Methodology. We finish this section by explaining how we worked to improve Mopsa this year. We focused on the most important subcategories of SoftwareSystems. We encountered a few runtime errors in our analysis: we used automated testcase reduction [18] to pinpoint these issues and fix them. We investigated several timeouts in the DeviceDriversLinux-Large (DDLL) category, by using standard profiling tools (such as perf), but also by profiling which parts of a given program took long to analyze through custom plugins. The rest of the work consisted in performing manual inspection of some tasks to see how we could improve precision.
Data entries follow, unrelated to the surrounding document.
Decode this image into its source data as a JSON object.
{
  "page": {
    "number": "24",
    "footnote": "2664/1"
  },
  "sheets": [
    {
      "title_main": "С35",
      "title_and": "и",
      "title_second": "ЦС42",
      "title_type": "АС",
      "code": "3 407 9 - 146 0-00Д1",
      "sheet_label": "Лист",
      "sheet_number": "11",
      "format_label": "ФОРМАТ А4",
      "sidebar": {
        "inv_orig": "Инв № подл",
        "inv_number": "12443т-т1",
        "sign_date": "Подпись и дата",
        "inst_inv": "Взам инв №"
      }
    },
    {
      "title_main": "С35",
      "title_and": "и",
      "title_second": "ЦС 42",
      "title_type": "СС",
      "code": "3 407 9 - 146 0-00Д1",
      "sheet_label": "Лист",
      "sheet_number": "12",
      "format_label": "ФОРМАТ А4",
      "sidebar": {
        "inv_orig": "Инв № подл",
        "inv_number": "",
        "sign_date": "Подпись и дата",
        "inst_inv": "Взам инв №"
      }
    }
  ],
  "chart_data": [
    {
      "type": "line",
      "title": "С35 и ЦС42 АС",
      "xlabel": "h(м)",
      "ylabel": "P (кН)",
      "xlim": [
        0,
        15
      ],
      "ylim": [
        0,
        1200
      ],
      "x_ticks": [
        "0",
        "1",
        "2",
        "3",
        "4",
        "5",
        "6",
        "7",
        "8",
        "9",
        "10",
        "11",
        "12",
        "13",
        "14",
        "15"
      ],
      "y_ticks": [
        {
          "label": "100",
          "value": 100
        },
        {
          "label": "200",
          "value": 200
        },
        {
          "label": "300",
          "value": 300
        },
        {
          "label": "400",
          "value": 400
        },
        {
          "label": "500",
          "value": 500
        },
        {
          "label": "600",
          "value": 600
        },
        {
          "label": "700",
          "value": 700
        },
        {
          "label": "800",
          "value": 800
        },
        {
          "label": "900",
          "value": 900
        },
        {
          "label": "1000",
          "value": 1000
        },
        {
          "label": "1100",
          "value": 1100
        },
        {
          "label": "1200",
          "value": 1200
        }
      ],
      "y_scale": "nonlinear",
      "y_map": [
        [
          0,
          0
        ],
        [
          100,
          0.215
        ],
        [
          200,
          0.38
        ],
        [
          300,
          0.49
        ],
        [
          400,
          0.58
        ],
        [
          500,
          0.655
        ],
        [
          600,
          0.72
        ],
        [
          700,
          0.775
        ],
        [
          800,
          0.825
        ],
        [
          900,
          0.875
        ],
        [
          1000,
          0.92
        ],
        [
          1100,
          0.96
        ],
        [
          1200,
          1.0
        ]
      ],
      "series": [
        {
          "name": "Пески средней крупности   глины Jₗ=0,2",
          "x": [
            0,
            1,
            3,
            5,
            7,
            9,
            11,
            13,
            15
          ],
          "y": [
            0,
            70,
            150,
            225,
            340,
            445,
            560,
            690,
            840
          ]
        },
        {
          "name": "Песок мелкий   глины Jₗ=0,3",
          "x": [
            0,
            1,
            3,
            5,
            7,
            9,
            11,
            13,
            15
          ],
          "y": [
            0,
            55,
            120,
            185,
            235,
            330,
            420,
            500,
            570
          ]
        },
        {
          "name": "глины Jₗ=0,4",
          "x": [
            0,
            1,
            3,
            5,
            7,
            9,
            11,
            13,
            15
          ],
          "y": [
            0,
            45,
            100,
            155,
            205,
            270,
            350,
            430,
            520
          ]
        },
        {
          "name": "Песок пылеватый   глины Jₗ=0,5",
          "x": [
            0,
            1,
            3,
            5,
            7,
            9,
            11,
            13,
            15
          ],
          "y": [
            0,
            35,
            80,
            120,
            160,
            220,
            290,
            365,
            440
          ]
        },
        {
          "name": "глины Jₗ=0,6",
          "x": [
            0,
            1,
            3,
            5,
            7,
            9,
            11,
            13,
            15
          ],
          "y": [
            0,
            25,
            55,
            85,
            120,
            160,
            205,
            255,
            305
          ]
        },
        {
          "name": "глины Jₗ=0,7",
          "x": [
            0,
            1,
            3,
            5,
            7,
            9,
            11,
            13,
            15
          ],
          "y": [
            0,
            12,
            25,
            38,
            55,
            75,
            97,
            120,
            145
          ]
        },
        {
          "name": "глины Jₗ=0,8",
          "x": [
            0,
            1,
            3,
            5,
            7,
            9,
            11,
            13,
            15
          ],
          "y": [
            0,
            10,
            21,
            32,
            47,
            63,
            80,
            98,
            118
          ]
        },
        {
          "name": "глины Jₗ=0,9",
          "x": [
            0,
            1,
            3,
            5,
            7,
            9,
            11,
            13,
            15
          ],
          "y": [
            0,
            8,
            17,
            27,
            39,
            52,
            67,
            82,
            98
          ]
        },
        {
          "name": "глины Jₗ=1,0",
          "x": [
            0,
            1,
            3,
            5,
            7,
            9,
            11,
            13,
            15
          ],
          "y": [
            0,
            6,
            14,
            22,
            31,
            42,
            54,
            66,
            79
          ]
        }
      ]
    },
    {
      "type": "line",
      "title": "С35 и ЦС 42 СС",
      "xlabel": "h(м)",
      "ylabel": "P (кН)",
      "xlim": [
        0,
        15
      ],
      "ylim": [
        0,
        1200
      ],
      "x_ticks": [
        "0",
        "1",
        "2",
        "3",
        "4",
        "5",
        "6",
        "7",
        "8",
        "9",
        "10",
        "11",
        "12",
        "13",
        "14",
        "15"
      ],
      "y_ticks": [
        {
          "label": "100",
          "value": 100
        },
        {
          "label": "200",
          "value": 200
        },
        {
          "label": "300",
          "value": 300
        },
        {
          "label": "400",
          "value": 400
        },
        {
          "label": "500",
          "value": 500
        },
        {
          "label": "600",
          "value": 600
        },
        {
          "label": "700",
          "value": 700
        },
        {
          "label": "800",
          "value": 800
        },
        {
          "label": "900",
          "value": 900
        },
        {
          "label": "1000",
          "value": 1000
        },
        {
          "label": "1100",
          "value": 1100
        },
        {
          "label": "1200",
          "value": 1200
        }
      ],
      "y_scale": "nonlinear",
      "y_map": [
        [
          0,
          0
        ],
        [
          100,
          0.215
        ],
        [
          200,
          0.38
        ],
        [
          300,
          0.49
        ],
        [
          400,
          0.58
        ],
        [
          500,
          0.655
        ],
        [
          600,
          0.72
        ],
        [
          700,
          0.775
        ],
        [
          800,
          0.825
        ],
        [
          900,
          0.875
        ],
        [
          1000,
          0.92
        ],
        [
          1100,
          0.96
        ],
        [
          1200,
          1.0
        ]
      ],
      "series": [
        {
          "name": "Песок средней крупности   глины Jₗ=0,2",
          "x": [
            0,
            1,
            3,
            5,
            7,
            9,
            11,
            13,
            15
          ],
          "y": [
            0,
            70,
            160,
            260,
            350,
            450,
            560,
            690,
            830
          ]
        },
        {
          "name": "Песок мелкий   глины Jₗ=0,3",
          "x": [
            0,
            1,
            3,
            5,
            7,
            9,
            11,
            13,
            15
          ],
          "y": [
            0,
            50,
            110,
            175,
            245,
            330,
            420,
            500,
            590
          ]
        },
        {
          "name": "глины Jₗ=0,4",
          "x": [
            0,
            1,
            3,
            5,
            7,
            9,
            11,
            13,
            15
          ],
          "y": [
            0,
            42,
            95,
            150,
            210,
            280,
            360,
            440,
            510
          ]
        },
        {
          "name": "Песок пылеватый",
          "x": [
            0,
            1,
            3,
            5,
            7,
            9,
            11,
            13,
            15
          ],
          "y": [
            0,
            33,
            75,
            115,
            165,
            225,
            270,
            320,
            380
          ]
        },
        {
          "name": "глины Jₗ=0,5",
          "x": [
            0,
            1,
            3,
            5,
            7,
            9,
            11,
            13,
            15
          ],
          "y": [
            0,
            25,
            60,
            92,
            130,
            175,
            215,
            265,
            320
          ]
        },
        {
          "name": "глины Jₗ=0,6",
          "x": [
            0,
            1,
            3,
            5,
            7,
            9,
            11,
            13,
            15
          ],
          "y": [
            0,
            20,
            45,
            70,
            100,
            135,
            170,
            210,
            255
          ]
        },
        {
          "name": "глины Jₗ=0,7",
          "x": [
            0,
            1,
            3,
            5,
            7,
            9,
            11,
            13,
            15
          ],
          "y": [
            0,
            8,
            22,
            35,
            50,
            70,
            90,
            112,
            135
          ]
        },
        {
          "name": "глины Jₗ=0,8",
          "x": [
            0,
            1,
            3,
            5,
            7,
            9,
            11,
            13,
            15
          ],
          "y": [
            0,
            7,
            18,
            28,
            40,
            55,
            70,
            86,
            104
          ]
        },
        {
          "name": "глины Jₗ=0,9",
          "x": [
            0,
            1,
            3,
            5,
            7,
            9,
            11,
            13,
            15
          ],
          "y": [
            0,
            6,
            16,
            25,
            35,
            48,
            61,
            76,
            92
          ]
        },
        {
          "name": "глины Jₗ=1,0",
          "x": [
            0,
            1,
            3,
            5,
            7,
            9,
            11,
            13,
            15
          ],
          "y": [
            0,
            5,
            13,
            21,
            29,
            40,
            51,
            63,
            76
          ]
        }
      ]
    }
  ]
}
We started by choosing tasks solved by competing tools relying on similar approaches, starting from Goblint [19,20,21].

4 Software Project and Contributors

Mopsa is available on Gitlab [17], and released under an GNU LGPL v3 license. Mopsa was originally developed at LIP6, Sorbonne Université following an ERC Consolidator Grant award to Antoine Miné. Mopsa is now additionally developed in other places, including Inria, ENS Airbus, and Nomadic Labs. The people who improved Mopsa for SV-Comp 2024 are the authors of this paper.